I've read a lot and it seems quite a few people give Mazuri Tortoise food.
So i decided to get a bit for Squirtle. 

However they don't ship internationally and I cannot find it anywhere in the UK.

Is there a UK alternative or somewhere that ships to the UK?

I've already got a wide varied diet planned for her, including my auntie and Nana growing many many grasses and plants from a big list I found online.  

but from what i've read it doesn't do them any harm to have some Mazuri now and again. Especially as Squirt has a lot of growing to do.


----------



## hoopalou (Sep 1, 2011)

Hello  I'm in Ireland and also found that I couldn't find Mazuri for sale either.
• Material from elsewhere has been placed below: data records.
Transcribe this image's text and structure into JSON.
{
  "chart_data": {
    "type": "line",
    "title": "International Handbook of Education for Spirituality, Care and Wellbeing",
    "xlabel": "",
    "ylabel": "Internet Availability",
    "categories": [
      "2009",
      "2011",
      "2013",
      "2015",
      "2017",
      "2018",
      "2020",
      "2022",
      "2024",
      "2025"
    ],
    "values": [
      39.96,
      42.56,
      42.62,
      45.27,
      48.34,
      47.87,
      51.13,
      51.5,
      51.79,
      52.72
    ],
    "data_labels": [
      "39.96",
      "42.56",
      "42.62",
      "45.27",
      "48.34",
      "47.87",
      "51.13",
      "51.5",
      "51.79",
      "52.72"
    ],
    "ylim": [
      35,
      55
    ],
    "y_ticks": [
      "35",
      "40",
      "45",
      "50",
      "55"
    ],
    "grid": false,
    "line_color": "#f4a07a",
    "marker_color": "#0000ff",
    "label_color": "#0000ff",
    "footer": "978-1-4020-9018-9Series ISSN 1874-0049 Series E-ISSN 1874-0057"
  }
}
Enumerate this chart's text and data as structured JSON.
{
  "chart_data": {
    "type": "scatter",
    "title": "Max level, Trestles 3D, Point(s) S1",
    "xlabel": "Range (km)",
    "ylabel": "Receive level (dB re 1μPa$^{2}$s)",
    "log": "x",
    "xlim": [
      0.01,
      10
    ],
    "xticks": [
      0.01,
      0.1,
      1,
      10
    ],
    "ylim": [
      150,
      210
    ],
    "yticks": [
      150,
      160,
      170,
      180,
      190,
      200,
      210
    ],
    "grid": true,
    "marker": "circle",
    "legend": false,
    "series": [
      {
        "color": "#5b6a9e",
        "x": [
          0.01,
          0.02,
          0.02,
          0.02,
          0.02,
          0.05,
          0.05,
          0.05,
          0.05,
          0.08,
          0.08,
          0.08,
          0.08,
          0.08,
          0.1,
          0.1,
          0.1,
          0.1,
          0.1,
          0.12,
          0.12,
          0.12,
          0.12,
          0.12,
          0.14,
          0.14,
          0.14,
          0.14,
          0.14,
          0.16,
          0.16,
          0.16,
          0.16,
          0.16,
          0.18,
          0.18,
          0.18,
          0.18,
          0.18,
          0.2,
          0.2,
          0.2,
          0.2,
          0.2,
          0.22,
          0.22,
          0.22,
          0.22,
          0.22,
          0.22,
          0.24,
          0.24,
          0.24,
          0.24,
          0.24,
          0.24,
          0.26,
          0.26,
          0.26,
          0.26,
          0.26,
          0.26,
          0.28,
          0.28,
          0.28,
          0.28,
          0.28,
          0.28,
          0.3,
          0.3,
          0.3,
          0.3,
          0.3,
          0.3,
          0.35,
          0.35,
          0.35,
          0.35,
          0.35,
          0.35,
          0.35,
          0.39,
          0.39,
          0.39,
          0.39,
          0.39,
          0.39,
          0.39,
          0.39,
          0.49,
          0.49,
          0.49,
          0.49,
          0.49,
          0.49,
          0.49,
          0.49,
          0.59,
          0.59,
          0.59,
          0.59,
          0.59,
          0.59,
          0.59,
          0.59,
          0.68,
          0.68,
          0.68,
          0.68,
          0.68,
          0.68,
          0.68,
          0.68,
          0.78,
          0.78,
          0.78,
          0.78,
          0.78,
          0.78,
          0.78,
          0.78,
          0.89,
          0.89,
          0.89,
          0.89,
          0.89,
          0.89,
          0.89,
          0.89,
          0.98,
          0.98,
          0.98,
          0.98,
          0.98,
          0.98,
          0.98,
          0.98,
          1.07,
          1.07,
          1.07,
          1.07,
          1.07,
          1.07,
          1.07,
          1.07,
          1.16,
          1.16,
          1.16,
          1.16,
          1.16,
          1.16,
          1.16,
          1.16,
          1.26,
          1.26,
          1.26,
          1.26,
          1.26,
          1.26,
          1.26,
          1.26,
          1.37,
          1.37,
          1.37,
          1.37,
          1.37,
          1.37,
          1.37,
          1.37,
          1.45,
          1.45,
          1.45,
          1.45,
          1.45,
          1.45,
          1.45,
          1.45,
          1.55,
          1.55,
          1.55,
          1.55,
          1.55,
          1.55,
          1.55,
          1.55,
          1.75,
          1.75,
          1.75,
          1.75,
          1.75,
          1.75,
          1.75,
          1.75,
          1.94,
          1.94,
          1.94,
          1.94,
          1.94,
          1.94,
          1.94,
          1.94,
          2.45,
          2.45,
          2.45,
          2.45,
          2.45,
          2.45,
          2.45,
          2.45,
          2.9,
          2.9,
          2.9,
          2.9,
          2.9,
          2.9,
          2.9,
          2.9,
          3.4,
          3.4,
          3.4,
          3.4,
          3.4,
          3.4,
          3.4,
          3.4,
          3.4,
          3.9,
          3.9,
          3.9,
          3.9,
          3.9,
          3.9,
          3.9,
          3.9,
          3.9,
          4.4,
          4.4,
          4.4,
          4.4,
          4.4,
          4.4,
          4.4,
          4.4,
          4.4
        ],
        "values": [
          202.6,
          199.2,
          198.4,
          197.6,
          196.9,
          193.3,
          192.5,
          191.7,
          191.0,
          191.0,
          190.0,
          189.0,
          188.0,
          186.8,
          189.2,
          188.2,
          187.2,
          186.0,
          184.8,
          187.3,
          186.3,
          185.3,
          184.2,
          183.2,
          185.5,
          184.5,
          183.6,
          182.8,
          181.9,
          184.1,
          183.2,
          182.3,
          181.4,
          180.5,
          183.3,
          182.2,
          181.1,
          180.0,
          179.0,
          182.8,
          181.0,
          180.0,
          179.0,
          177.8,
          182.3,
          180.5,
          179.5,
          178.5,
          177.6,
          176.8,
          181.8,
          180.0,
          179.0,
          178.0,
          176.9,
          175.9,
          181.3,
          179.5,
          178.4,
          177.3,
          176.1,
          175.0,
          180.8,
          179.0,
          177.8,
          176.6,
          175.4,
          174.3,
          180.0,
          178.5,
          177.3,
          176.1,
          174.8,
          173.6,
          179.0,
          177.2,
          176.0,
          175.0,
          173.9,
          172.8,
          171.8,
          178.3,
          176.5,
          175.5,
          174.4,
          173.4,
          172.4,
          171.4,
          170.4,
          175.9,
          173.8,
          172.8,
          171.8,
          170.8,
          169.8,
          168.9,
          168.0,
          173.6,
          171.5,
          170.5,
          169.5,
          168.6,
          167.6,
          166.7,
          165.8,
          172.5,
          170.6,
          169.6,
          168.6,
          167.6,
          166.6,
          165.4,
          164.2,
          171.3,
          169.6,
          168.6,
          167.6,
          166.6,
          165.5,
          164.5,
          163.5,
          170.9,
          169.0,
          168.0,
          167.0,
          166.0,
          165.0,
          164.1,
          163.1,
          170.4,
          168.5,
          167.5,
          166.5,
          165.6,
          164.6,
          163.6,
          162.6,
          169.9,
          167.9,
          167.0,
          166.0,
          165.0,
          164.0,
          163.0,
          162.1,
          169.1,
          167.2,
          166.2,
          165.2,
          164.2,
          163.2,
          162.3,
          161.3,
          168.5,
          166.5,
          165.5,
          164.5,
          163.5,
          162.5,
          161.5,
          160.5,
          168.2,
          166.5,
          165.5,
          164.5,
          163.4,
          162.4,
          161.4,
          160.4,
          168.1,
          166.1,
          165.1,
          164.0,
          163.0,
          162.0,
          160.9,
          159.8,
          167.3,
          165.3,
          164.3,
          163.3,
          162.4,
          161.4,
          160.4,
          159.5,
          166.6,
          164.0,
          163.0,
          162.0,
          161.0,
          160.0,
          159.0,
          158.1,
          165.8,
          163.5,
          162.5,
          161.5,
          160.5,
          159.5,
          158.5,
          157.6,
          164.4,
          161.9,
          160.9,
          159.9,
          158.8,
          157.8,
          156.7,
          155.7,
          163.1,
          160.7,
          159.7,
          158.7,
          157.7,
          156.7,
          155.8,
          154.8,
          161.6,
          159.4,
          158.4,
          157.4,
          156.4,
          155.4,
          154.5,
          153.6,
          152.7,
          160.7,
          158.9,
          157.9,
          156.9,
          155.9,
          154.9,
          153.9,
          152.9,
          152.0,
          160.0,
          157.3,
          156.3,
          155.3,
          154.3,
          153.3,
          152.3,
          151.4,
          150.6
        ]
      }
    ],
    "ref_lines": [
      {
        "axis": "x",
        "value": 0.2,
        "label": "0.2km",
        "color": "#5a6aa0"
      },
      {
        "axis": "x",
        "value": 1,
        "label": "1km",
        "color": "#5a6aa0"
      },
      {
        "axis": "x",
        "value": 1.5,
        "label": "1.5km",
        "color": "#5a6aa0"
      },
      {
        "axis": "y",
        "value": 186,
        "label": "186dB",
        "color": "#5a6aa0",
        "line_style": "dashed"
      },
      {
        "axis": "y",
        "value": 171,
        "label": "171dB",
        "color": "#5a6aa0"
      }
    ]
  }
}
So I did a little research online and discovered that there was a court case and the producers of Mazuri in Europe lost the rights to call it Mazuri. So they changed the name to Nutrazu.
The nearest stockist of Nutrazu is Denmark, and I contacted them recently about buying some. They were very helpful and nice and I bought a 25lb bag from them (they sell to zoos so this is the smallest bag.) and including shipping it cost me 116 euro. 
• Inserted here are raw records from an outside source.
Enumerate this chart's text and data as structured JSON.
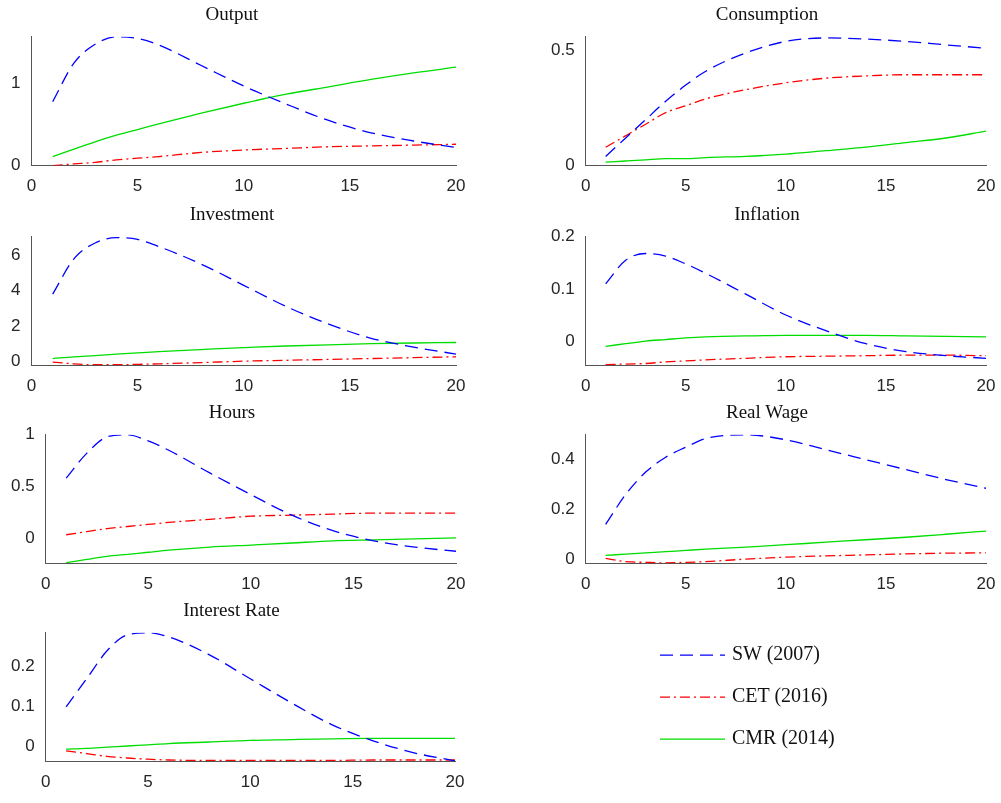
{
  "chart_data": [
    {
      "type": "line",
      "title": "Output",
      "x": [
        1,
        2,
        3,
        4,
        5,
        6,
        8,
        10,
        12,
        14,
        16,
        18,
        20
      ],
      "xlim": [
        0,
        20
      ],
      "xticks": [
        0,
        5,
        10,
        15,
        20
      ],
      "ylim": [
        0,
        1.57
      ],
      "yticks": [
        0,
        1
      ],
      "series": [
        {
          "color": "#0000ff",
          "line_style": "dashed",
          "values": [
            0.78,
            1.25,
            1.48,
            1.57,
            1.55,
            1.47,
            1.22,
            0.97,
            0.75,
            0.55,
            0.4,
            0.3,
            0.22
          ]
        },
        {
          "color": "#ff0000",
          "line_style": "dashdot",
          "values": [
            0.0,
            0.02,
            0.04,
            0.07,
            0.09,
            0.11,
            0.16,
            0.19,
            0.21,
            0.23,
            0.24,
            0.25,
            0.26
          ]
        },
        {
          "color": "#00dd00",
          "line_style": "solid",
          "values": [
            0.11,
            0.2,
            0.29,
            0.37,
            0.44,
            0.51,
            0.64,
            0.76,
            0.87,
            0.96,
            1.05,
            1.13,
            1.2
          ]
        }
      ]
    },
    {
      "type": "line",
      "title": "Consumption",
      "x": [
        1,
        2,
        3,
        4,
        5,
        6,
        8,
        10,
        12,
        14,
        16,
        18,
        20
      ],
      "xlim": [
        0,
        20
      ],
      "xticks": [
        0,
        5,
        10,
        15,
        20
      ],
      "ylim": [
        0,
        0.56
      ],
      "yticks": [
        0,
        0.5
      ],
      "series": [
        {
          "color": "#0000ff",
          "line_style": "dashed",
          "values": [
            0.04,
            0.12,
            0.2,
            0.28,
            0.35,
            0.41,
            0.49,
            0.54,
            0.555,
            0.55,
            0.54,
            0.525,
            0.51
          ]
        },
        {
          "color": "#ff0000",
          "line_style": "dashdot",
          "values": [
            0.08,
            0.13,
            0.18,
            0.23,
            0.26,
            0.29,
            0.33,
            0.36,
            0.38,
            0.39,
            0.395,
            0.395,
            0.395
          ]
        },
        {
          "color": "#00dd00",
          "line_style": "solid",
          "values": [
            0.015,
            0.02,
            0.025,
            0.03,
            0.03,
            0.035,
            0.04,
            0.05,
            0.065,
            0.08,
            0.1,
            0.12,
            0.15
          ]
        }
      ]
    },
    {
      "type": "line",
      "title": "Investment",
      "x": [
        1,
        2,
        3,
        4,
        5,
        6,
        8,
        10,
        12,
        14,
        16,
        18,
        20
      ],
      "xlim": [
        0,
        20
      ],
      "xticks": [
        0,
        5,
        10,
        15,
        20
      ],
      "ylim": [
        -0.25,
        7.05
      ],
      "yticks": [
        0,
        2,
        4,
        6
      ],
      "series": [
        {
          "color": "#0000ff",
          "line_style": "dashed",
          "values": [
            3.8,
            5.8,
            6.7,
            7.0,
            6.9,
            6.5,
            5.5,
            4.3,
            3.1,
            2.1,
            1.3,
            0.8,
            0.4
          ]
        },
        {
          "color": "#ff0000",
          "line_style": "dashdot",
          "values": [
            -0.05,
            -0.15,
            -0.2,
            -0.2,
            -0.18,
            -0.15,
            -0.08,
            0.0,
            0.05,
            0.1,
            0.15,
            0.2,
            0.25
          ]
        },
        {
          "color": "#00dd00",
          "line_style": "solid",
          "values": [
            0.15,
            0.25,
            0.32,
            0.4,
            0.47,
            0.54,
            0.66,
            0.77,
            0.86,
            0.93,
            0.99,
            1.03,
            1.06
          ]
        }
      ]
    },
    {
      "type": "line",
      "title": "Inflation",
      "x": [
        1,
        2,
        3,
        4,
        5,
        6,
        8,
        10,
        12,
        14,
        16,
        18,
        20
      ],
      "xlim": [
        0,
        20
      ],
      "xticks": [
        0,
        5,
        10,
        15,
        20
      ],
      "ylim": [
        -0.047,
        0.2
      ],
      "yticks": [
        0,
        0.1,
        0.2
      ],
      "series": [
        {
          "color": "#0000ff",
          "line_style": "dashed",
          "values": [
            0.11,
            0.155,
            0.168,
            0.163,
            0.148,
            0.13,
            0.09,
            0.05,
            0.02,
            -0.005,
            -0.02,
            -0.028,
            -0.033
          ]
        },
        {
          "color": "#ff0000",
          "line_style": "dashdot",
          "values": [
            -0.045,
            -0.044,
            -0.043,
            -0.04,
            -0.038,
            -0.036,
            -0.033,
            -0.03,
            -0.029,
            -0.028,
            -0.027,
            -0.027,
            -0.028
          ]
        },
        {
          "color": "#00dd00",
          "line_style": "solid",
          "values": [
            -0.01,
            -0.005,
            0.0,
            0.003,
            0.006,
            0.008,
            0.01,
            0.011,
            0.011,
            0.011,
            0.01,
            0.009,
            0.008
          ]
        }
      ]
    },
    {
      "type": "line",
      "title": "Hours",
      "x": [
        1,
        2,
        3,
        4,
        5,
        6,
        8,
        10,
        12,
        14,
        16,
        18,
        20
      ],
      "xlim": [
        0,
        20
      ],
      "xticks": [
        0,
        5,
        10,
        15,
        20
      ],
      "ylim": [
        -0.25,
        1
      ],
      "yticks": [
        0,
        0.5,
        1
      ],
      "series": [
        {
          "color": "#0000ff",
          "line_style": "dashed",
          "values": [
            0.58,
            0.82,
            0.98,
            1.0,
            0.94,
            0.85,
            0.63,
            0.42,
            0.22,
            0.07,
            -0.03,
            -0.09,
            -0.13
          ]
        },
        {
          "color": "#ff0000",
          "line_style": "dashdot",
          "values": [
            0.03,
            0.06,
            0.09,
            0.11,
            0.13,
            0.15,
            0.18,
            0.21,
            0.22,
            0.23,
            0.24,
            0.24,
            0.24
          ]
        },
        {
          "color": "#00dd00",
          "line_style": "solid",
          "values": [
            -0.24,
            -0.21,
            -0.18,
            -0.16,
            -0.14,
            -0.12,
            -0.09,
            -0.07,
            -0.05,
            -0.03,
            -0.02,
            -0.01,
            0.0
          ]
        }
      ]
    },
    {
      "type": "line",
      "title": "Real Wage",
      "x": [
        1,
        2,
        3,
        4,
        5,
        6,
        8,
        10,
        12,
        14,
        16,
        18,
        20
      ],
      "xlim": [
        0,
        20
      ],
      "xticks": [
        0,
        5,
        10,
        15,
        20
      ],
      "ylim": [
        -0.018,
        0.5
      ],
      "yticks": [
        0,
        0.2,
        0.4
      ],
      "series": [
        {
          "color": "#0000ff",
          "line_style": "dashed",
          "values": [
            0.14,
            0.26,
            0.35,
            0.41,
            0.45,
            0.485,
            0.5,
            0.48,
            0.44,
            0.4,
            0.36,
            0.32,
            0.285
          ]
        },
        {
          "color": "#ff0000",
          "line_style": "dashdot",
          "values": [
            0.003,
            -0.01,
            -0.013,
            -0.015,
            -0.013,
            -0.01,
            0.0,
            0.008,
            0.013,
            0.017,
            0.021,
            0.024,
            0.025
          ]
        },
        {
          "color": "#00dd00",
          "line_style": "solid",
          "values": [
            0.015,
            0.02,
            0.025,
            0.03,
            0.035,
            0.04,
            0.048,
            0.058,
            0.068,
            0.078,
            0.088,
            0.1,
            0.113
          ]
        }
      ]
    },
    {
      "type": "line",
      "title": "Interest Rate",
      "x": [
        1,
        2,
        3,
        4,
        5,
        6,
        8,
        10,
        12,
        14,
        16,
        18,
        20
      ],
      "xlim": [
        0,
        20
      ],
      "xticks": [
        0,
        5,
        10,
        15,
        20
      ],
      "ylim": [
        -0.037,
        0.285
      ],
      "yticks": [
        0,
        0.1,
        0.2
      ],
      "legend": "right",
      "series": [
        {
          "name": "SW (2007)",
          "color": "#0000ff",
          "line_style": "dashed",
          "values": [
            0.1,
            0.17,
            0.24,
            0.28,
            0.285,
            0.275,
            0.23,
            0.17,
            0.11,
            0.055,
            0.015,
            -0.015,
            -0.035
          ]
        },
        {
          "name": "CET (2016)",
          "color": "#ff0000",
          "line_style": "dashdot",
          "values": [
            -0.01,
            -0.017,
            -0.024,
            -0.028,
            -0.031,
            -0.033,
            -0.034,
            -0.034,
            -0.034,
            -0.034,
            -0.033,
            -0.033,
            -0.033
          ]
        },
        {
          "name": "CMR (2014)",
          "color": "#00dd00",
          "line_style": "solid",
          "values": [
            -0.006,
            -0.004,
            -0.001,
            0.002,
            0.005,
            0.008,
            0.012,
            0.016,
            0.018,
            0.02,
            0.021,
            0.021,
            0.021
          ]
        }
      ]
    }
  ]
}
They didn't have it in stock immediately though, so I am expecting it to be delivered around the middle of September. If you like I could sell you a smaller quantity when mine arrives?
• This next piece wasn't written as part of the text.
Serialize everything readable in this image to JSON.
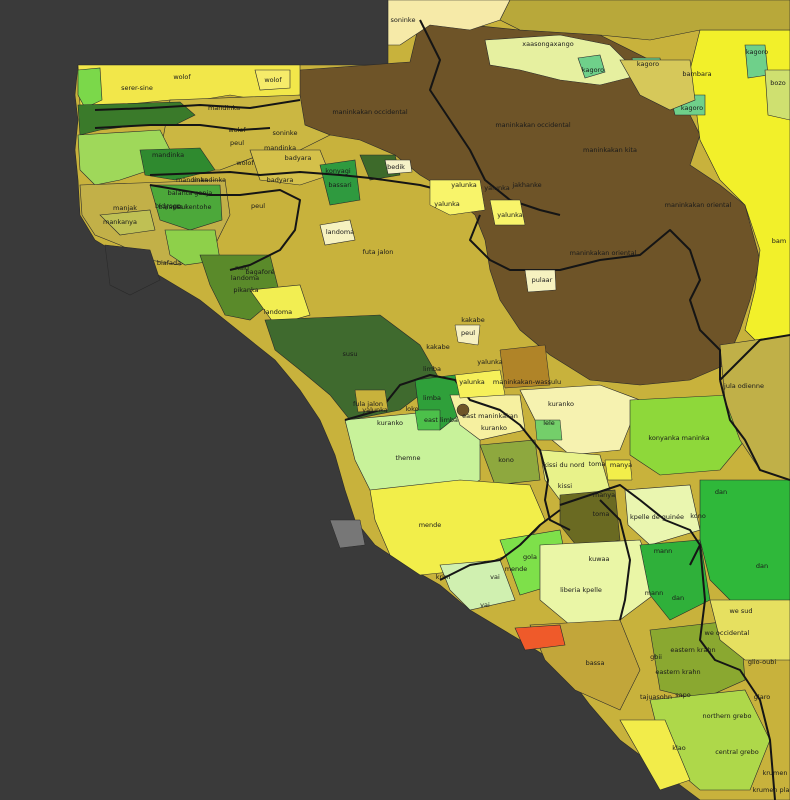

Or.... if you want to buy your own you can find the contact details on www.nutrazu.com



Louise


----------



## stephiiberrybean (Sep 1, 2011)

Hi Louise.

Thank you, 
You'd have thought that they would ship to the UK or have suppliers in the UK. 

How much would it be to buy a small bag from you? 
I don't think I'll need a 25lb bag for one small leopard tortoise !


----------



## hoopalou (Sep 1, 2011)

When it arrives Stephi I will parcel you up a sample to try on your Leopard and if he likes it we can arrange a larger amount (1lb/2lb etc. ) and work out the price then.... does that sound okay?
I'll be in touch with you when it gets here (if it ever gets here.... I've been waiting 4 weeks already.......sigh)

L.


----------



## stephiiberrybean (Sep 1, 2011)

That sounds fantastic 

Thank you. 
Do you want postage cost for sending the sample? 
I can easily paypal it to you if you want.

Let me know


----------



## tyler0912 (Sep 1, 2011)

I cant' find it either i give up!


----------



## tinkerbell1189 (Sep 1, 2011)

I looked for it too  Tinkerbell is fine on the diet she has now, but what I'm worried about is that when the winter comes there will be less weeds available, and none at all if there is snow like last year. So I'd like to start getting her to eat some form of tortoise food. Has anyone tried any of the brands that are available in the UK?


----------



## hoopalou (Sep 1, 2011)

I could sell some nutrazu to anyone that wants it from the UK or Ireland (there is a 25lb bag on the way and most of my tortoises will be hibernating). The nutritional information is on www.nutrazu.com When it arrives I will advertise it here


----------